= Yeii =

Spirit deity of the Navajo Nation

The yeii or yei ( or ) are spirit deities of the Navajo people. The most benevolent of such beings are the Diyin Diné'e or Holy People who are associated with the forces of nature.

Yéi—There are a number of divinities in the Navaho pantheon known as yéi...which is translated "god" or "genius." What distinction exists between the yéi and other gods is not easy to determine definitely. The Zuñians have a class of gods called by the same name, or more correctly, "yéyi,"... Certain chiefs or important personages among these gods are called by names which begin with the syllables hastsé—as Hasiséyalti (Talking God), Hastséhogan (House God). It is believed that this, if spelled etymologically, would appear as hastyé, but it is not so pronounced. Hast is a prefix denoting age, especially venerable age. We have it in the word hastín, which means a worthy or respected old man. Hastyé would mean a venerable yéi or god. The yéi seem to be deities of minor importance to those previously mentioned and to be more numerous. Thus, while there is but one Estsánatlehi, but one Nayénĕzgạni, and but one To'badsĭstsíni there are several Hastséhogan and several Hastséyalti, who are chiefs of the yéi. The yéi are supposed to abid in certain localities, and in prayers in their honor the home is mentioned of the yéi to whom appeal is specially made. ...The yéi are supposed to be married and have families. The males are called yébaka; the females, yébaad. Hastsézĭni, the god of fire, and Hastséoltoi, the divine huntress, or goddess of the chase, belong, as their names indicate, to the yéi; while Gánaskĭdi, the harvest god and Tó'nenĭli, Water Sprinkler, are associated with them in the legends.

Yei bichei (Yébîchai), or "maternal grandfather of the yei", is another name of Talking God who often speaks on behalf of the other Holy People. (He, along with Growling God, Black God, and Water Sprinkler, were the first four Holy People encountered by the Navajo.) He is invoked (along with eight other male yei) in the "Night Chant" or "Nightway" (Navajo: or Kléjê Hatál), sometimes simply called "Yei bichei," a nine-night ceremony in which masked dancers personify the gods.
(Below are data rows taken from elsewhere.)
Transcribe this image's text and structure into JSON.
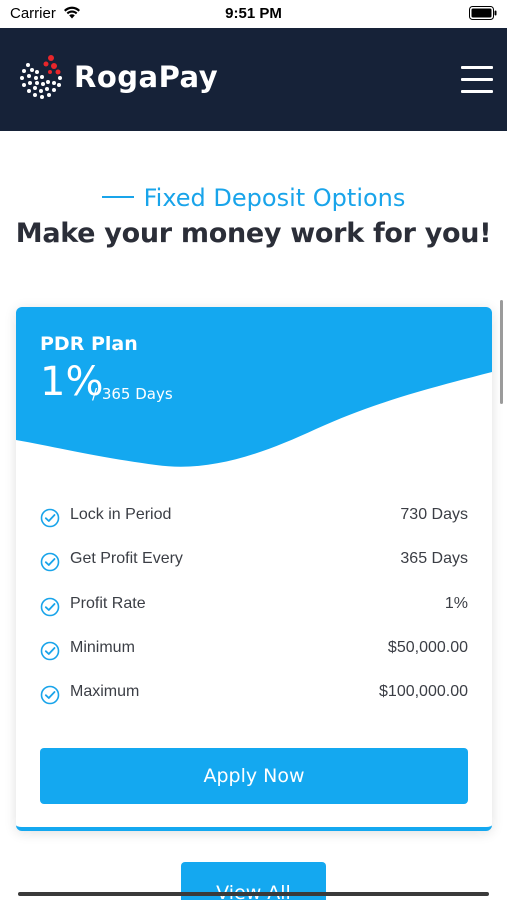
{
  "status_bar": {
    "carrier": "Carrier",
    "time": "9:51 PM",
    "wifi_icon": "wifi-icon",
    "battery_icon": "battery-icon"
  },
  "header": {
    "app_name": "RogaPay",
    "logo_icon": "rogapay-logo-icon",
    "menu_icon": "hamburger-menu-icon",
    "background_color": "#162238"
  },
  "section": {
    "subtitle": "Fixed Deposit Options",
    "title": "Make your money work for you!"
  },
  "plan": {
    "name": "PDR Plan",
    "rate": "1%",
    "duration": "/ 365 Days",
    "accent_color": "#14a8f0",
    "details": [
      {
        "label": "Lock in Period",
        "value": "730 Days",
        "icon": "check-circle-icon"
      },
      {
        "label": "Get Profit Every",
        "value": "365 Days",
        "icon": "check-circle-icon"
      },
      {
        "label": "Profit Rate",
        "value": "1%",
        "icon": "check-circle-icon"
      },
      {
        "label": "Minimum",
        "value": "$50,000.00",
        "icon": "check-circle-icon"
      },
      {
        "label": "Maximum",
        "value": "$100,000.00",
        "icon": "check-circle-icon"
      }
    ],
    "apply_label": "Apply Now"
  },
  "footer": {
    "view_all_label": "View All"
  }
}
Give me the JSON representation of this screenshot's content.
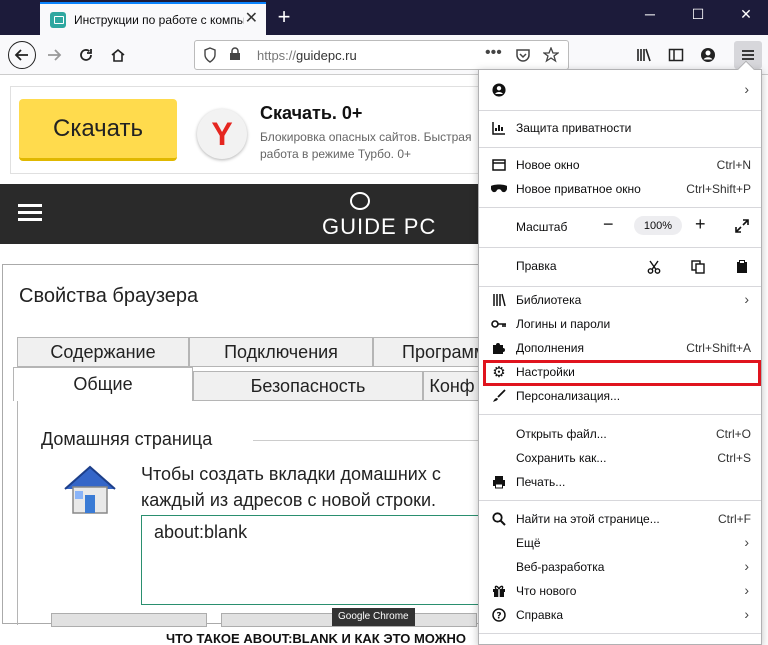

A rainbow yei, sometimes considered an aspect of the rain-god Water Sprinkler, is drawn around every sandpainting; his body curls around the south, west, and north sides to protect the painting from outside influences, and to protect the user from the power of the god depicted in the painting. He does not need to cover the east, because no evil can come from the east in Navajo thought.